Last week we began shadowing Mulago hospital’s orthopaedic residents as they made rounds through the casualty wards. There are diseases and injuries here that one would never see back home. Most of them we would consider unnecessary and preventable. The doctors here, with knowledge, textbooks, and communications from Europe, North America, Australia, and Asia are aware of it. They’re also disturbingly matter of fact about it. “Come here. Have a look at this. In your country this infection would have been caught in the early stages. Here it has progressed for six months before the boy’s family decided to send him for treatment.”

The children are perhaps the most surprising, both tough and resilient. We saw a boy last week. The middle third of the bone in his lower-right leg was completely exposed from an open fracture linked to infection. He barely flinched as the doctors removed his bandage to probe the wound. He moaned slightly once or twice. After several minutes, I think I saw a single tear from the pain. There was another young boy the following day in the admissions ward. He couldn’t have been more than five years old. He smiled ear to ear when he saw the strange white people arrive. His right leg had been amputated the previous day.

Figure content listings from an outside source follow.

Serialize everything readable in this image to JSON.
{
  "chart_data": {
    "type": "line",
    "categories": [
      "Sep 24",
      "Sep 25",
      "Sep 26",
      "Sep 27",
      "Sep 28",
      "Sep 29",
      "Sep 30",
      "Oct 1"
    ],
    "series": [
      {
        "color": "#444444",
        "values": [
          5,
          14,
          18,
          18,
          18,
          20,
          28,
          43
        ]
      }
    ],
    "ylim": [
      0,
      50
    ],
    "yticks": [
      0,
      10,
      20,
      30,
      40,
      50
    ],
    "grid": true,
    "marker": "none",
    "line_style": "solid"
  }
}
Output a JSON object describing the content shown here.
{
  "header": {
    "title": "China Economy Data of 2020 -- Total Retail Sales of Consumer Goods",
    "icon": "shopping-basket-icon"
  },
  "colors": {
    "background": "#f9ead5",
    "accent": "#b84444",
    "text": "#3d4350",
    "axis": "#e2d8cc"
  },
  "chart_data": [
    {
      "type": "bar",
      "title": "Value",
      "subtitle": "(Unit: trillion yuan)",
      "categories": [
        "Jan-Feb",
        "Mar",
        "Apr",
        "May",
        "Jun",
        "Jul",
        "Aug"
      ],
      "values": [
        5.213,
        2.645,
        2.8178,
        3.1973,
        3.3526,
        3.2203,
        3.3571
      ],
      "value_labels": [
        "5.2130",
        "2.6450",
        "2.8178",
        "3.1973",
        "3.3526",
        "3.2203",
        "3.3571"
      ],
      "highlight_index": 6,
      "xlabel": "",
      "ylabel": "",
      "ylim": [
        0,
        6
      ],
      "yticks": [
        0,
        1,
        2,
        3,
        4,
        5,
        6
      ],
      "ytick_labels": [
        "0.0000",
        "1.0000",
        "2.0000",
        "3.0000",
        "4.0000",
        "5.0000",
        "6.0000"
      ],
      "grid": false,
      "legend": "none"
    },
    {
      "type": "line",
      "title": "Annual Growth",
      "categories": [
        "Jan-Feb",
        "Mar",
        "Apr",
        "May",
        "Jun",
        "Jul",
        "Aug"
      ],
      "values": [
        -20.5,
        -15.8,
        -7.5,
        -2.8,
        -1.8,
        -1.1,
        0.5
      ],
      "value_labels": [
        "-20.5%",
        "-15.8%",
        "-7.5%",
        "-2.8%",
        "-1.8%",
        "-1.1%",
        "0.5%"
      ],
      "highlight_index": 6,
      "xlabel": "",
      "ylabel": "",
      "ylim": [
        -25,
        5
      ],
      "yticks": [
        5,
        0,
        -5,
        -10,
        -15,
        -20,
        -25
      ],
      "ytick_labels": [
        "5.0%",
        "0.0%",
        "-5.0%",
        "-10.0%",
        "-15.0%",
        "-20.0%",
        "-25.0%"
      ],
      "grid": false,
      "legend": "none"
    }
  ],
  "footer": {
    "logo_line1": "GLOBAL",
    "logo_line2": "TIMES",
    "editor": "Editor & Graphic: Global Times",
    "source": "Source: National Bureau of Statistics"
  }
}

The people here are some of the friendliest I have seen anywhere. There is a warmth to them that is sometimes guarded but very genuine. I’m wondering how much of it comes from their faith. Every small minivan bus sports a sign with slogans from “God makes wealth,” to “Jesus saves.”

For now, just a short note to let you all know that I’ve arrived safely and to apologise for the long delay in restarting my posts. Though there’s much to tell, I once again find myself in the process of trying to think my way around a new country, context, and culture. Pictures, anecdotes, and thoughts will hopefully start to flow again once I’ve begun to work out how best to convey the experiences here. For those who would like to be in contact, please don’t hesitate to send an e-mail or post a comment to the blog. We’ve purchased a cell phone and can also be reached at 011-256-71-206-1040. The time difference is seven hours.

I hope this finds you all well. Misnamed though it now is, welcome back to the blog.